Status

Let’s spend a minute talking about status symbols. In every culture, certain things become elevated as carrying value and importance above and beyond themselves. In more heroic times, a scar denoted meritorious service in battle. Being fat in the dark ages was as good a symbol of wealth as Gucci handbags are today. Fashionable accessories are status symbols today, which is as clear a sign as any that ours is a materialistic and wealth obsessed culture. Harsh, maybe, but not all status symbols are as vain. 
 
Gadgets have long been status symbols, as far back as the Motorola brick phones, and further back to color televisions and FM radios. Technology itself is insufficient to be a status symbol, though, because while a $1200 purse will remain unattainable for the masses, every technological bauble will eventually be mass produced and sold at Walmart. For a gadget to be a status symbol it needs more than just hardware and software, though missing on either of those can be crippling. Status symbols are sexy. They’re unique, though that quality is often short-lived. And, they’re expensive. The Motorola StarTac was a status symbol. The HP LaserJet 1200 was a status symbol. Sony’s earliest HDTVs were status symbols. And then, of course, there’s Apple. Apple breeds status symbols. Every category they’re involved in is trendsetting in style, provides a laudable user experience, and commands a premium over their competitors. 
 
Google, is almost utterly absent from the lengthy list of status symbols. To some degree, that has been part of the company’s ethos. Their goal has been to provide users with the best user experience possible, and at the best price possible, which is as often as not: free. Making something free can really boost early uptake, but it doesn’t make for a good status symbol. Even Google’s Nexus line has really only built status symbols for the gadget inclined, I doubt my wife could spot a Galaxy Nexus from across a room, let alone the Nexus 4. Google is a services company. They develop search tools, mail clients and cloud-based solutions. They help you keep your schedule, catalog your work and life, find a decent Chinese take-out near by, and play some Angry Birds while you wait for your order to be ready. They’re useful, essential even, but boring, and unlikely to sell something that you crave in an entirely illogical and excessive manner. Right? 
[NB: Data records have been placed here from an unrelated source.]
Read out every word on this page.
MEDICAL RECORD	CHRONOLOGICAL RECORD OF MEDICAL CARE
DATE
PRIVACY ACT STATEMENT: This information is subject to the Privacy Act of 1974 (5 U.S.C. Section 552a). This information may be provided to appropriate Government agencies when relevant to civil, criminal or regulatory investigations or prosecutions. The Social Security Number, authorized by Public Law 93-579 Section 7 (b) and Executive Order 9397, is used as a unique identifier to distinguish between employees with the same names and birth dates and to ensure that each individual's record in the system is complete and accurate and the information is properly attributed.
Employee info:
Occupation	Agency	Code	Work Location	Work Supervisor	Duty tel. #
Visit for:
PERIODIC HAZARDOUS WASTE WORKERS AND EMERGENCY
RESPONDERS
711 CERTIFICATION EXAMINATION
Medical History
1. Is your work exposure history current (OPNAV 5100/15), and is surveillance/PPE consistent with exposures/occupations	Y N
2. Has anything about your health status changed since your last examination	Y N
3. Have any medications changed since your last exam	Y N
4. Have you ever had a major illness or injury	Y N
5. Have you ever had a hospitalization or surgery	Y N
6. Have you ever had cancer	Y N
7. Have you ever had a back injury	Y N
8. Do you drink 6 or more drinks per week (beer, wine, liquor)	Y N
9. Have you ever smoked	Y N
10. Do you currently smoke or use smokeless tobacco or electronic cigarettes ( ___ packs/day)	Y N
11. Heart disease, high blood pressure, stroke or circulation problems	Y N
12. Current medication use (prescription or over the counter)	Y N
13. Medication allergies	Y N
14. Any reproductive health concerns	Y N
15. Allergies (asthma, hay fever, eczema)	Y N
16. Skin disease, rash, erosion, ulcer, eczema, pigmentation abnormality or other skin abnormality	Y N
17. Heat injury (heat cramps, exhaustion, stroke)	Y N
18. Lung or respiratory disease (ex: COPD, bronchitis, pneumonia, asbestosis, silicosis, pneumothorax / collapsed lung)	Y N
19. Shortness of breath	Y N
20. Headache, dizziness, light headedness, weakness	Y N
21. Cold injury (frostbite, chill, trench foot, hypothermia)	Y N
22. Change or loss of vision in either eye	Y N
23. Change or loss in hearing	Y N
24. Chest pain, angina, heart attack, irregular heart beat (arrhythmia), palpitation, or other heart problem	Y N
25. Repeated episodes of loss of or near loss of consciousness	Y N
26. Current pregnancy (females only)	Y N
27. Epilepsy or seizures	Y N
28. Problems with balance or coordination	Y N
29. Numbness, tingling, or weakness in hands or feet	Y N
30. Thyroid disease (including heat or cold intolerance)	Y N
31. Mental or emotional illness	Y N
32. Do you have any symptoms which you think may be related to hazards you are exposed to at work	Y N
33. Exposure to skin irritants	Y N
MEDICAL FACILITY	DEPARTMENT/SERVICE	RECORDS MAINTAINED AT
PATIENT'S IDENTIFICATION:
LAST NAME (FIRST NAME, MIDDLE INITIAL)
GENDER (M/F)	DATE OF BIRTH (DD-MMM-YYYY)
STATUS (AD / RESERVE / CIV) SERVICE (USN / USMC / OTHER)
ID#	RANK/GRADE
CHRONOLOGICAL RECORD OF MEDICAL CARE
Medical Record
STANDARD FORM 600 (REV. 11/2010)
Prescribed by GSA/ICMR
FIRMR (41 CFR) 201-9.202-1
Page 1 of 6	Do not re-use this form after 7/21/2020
It ships in a typically minimalistic box. I don’t mean typical for Google, I mean typical for an industry that has learned that gaudy packaging is more likely to hinder than help sales. Though it looks like you’d push one recessed end of the package out to slide the box from its sleeve, entry is actually made by lifting a flap held in place by magnets. I’m a cheap date when it comes to packaging. Magnets will always win me over. Once revealed, the grey slab is irresistible. It wins you over before it does anything but sit there. The exposed hinges are masked by a silver barrel that runs the width of the device. The aluminum is cold to the touch, and the only flourish is the LED strip lower down the lid, dormant, but nonetheless exciting for its potential. It’s lighter than you expect when you lift it, and feels solid; not simply in the sense of its rigidity, it feels like a block of aluminum weighing just north of 3 pounds. Right angles abound but are softened with chamfered edges making it comfortable to hold and touch. Its meager thickness is uniform across its length, and the weight is similarly balanced, avoiding the rearward bias of other notebooks. Almost without thought I find myself torquing and flexing against the device; my hands struggling to elicit a single creak or bend from the frame. Setting it down and lifting the lid, it boots in a breath, and reveals an image so rich with detail I’m drawn closer to get a better look. Chromebook or not, the Pixel is a status symbol. And I want it.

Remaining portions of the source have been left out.